Pass the vegan gluten-free brownies! Pour me some of that 2007 Willamette Valley Pinot Noir! Anyone for brined organic turkey? For the Chihuahuas we even had soy-, wheat-, and corn-free treats. And for those allergic to Chihuahuas we had Benedryl.

The food scrap compost bin is a big part of Thanksgiving this year.
And after everyone was satisfied and plump, we sent them packing with leftovers. On my stove now is the carcass, melting like a Wizard of Oz witch into a pot of simmering water, carrots and celery.

Kirk and I will be heading over the mountains and through the river on Wednesday for the Thanksgiving part 2, to bunk down with a group of friends who like to start each morning with a good breakfast porter and a side of bacon. 

How about you? How many 2011 Thanksgiving Dinners in your future?


  1. lovely.

    gorgeous table setting.

    we have only one planned dinner on thursday and another friday night. i will be bring desserts and that is all.

    we do have family who likes to call the day before thanksgiving and say, "we're thinking about having dinner around noon, are you guys available?"

    this year, i promise myself to say, "sorry." even if we are. last minute planners drive me up a wall.

  2. Keep strong, Amyg! Two is a good number when it comes to eat-a-thon weekend.

    I hear you with the last minute folk. They call themselves "spontaneous" right? When really, they're inconsiderate and arrogant. Repeat after me: "Wow, I wish we knew about this a week ago, we've made other plans."

  3. That looks wonderful! I hope you had a wonderful holiday.

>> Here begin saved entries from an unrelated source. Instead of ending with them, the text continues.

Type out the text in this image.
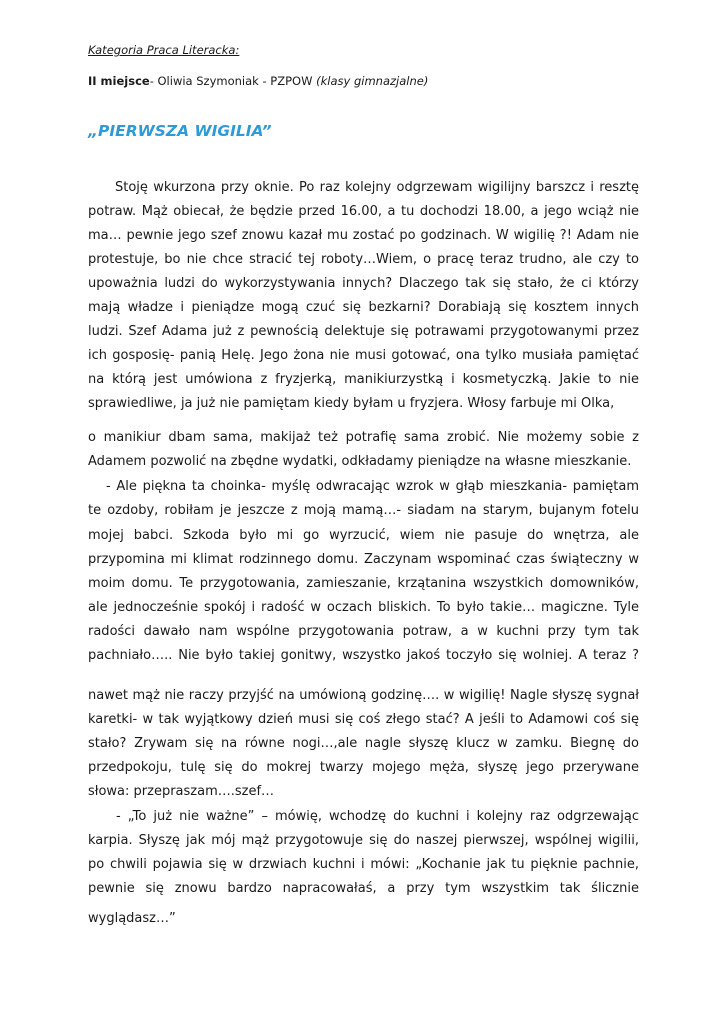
Kategoria Praca Literacka:
II miejsce- Oliwia Szymoniak - PZPOW (klasy gimnazjalne)
„PIERWSZA WIGILIA”
Stoję wkurzona przy oknie. Po raz kolejny odgrzewam wigilijny barszcz i resztę
potraw. Mąż obiecał, że będzie przed 16.00, a tu dochodzi 18.00, a jego wciąż nie
ma… pewnie jego szef znowu kazał mu zostać po godzinach. W wigilię ?! Adam nie
protestuje, bo nie chce stracić tej roboty…Wiem, o pracę teraz trudno, ale czy to
upoważnia ludzi do wykorzystywania innych? Dlaczego tak się stało, że ci którzy
mają władze i pieniądze mogą czuć się bezkarni? Dorabiają się kosztem innych
ludzi. Szef Adama już z pewnością delektuje się potrawami przygotowanymi przez
ich gosposię- panią Helę. Jego żona nie musi gotować, ona tylko musiała pamiętać
na którą jest umówiona z fryzjerką, manikiurzystką i kosmetyczką. Jakie to nie
sprawiedliwe, ja już nie pamiętam kiedy byłam u fryzjera. Włosy farbuje mi Olka,
o manikiur dbam sama, makijaż też potrafię sama zrobić. Nie możemy sobie z
Adamem pozwolić na zbędne wydatki, odkładamy pieniądze na własne mieszkanie.
- Ale piękna ta choinka- myślę odwracając wzrok w głąb mieszkania- pamiętam
te ozdoby, robiłam je jeszcze z moją mamą…- siadam na starym, bujanym fotelu
mojej babci. Szkoda było mi go wyrzucić, wiem nie pasuje do wnętrza, ale
przypomina mi klimat rodzinnego domu. Zaczynam wspominać czas świąteczny w
moim domu. Te przygotowania, zamieszanie, krzątanina wszystkich domowników,
ale jednocześnie spokój i radość w oczach bliskich. To było takie… magiczne. Tyle
radości dawało nam wspólne przygotowania potraw, a w kuchni przy tym tak
pachniało….. Nie było takiej gonitwy, wszystko jakoś toczyło się wolniej. A teraz ?
nawet mąż nie raczy przyjść na umówioną godzinę…. w wigilię! Nagle słyszę sygnał
karetki- w tak wyjątkowy dzień musi się coś złego stać? A jeśli to Adamowi coś się
stało? Zrywam się na równe nogi…,ale nagle słyszę klucz w zamku. Biegnę do
przedpokoju, tulę się do mokrej twarzy mojego męża, słyszę jego przerywane
słowa: przepraszam….szef…
- „To już nie ważne” – mówię, wchodzę do kuchni i kolejny raz odgrzewając
karpia. Słyszę jak mój mąż przygotowuje się do naszej pierwszej, wspólnej wigilii,
po chwili pojawia się w drzwiach kuchni i mówi: „Kochanie jak tu pięknie pachnie,
pewnie się znowu bardzo napracowałaś, a przy tym wszystkim tak ślicznie
wyglądasz…”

  4. We only had one, and it featured a Tofurky. My husband's vegetarian and I'm vegan, yet it was my mother-in-law who most wanted to the Tofurky because it has become her tradition. So we laced that Tofurky pan with plenty of sweet potatoes, onions, and carrots and went to town. Reading about all your various food accommodations almost makes me feel better about our vegan fest (which involved one very, very understanding meat eater).

    I also may have eaten half a pan of stuffing and 3/4 of a vegan pumpkin pie, but that's neither here nor there.

  5. Just to clarify, the understanding meat eater came over for our vegan Thanksgiving dinner and was not actually a PART of our feast. Errr.

  6. Thanks for sharing that, Laura. After all, Thanksgiving was originally conceived as a way to share new foods, right? It's really great how creative folks have become with the big spread.

    Our second feast was a conglomerate of several families and some amazing new taste sensations, like rosemary/chipotle glazed nuts and green curry over rice. So good!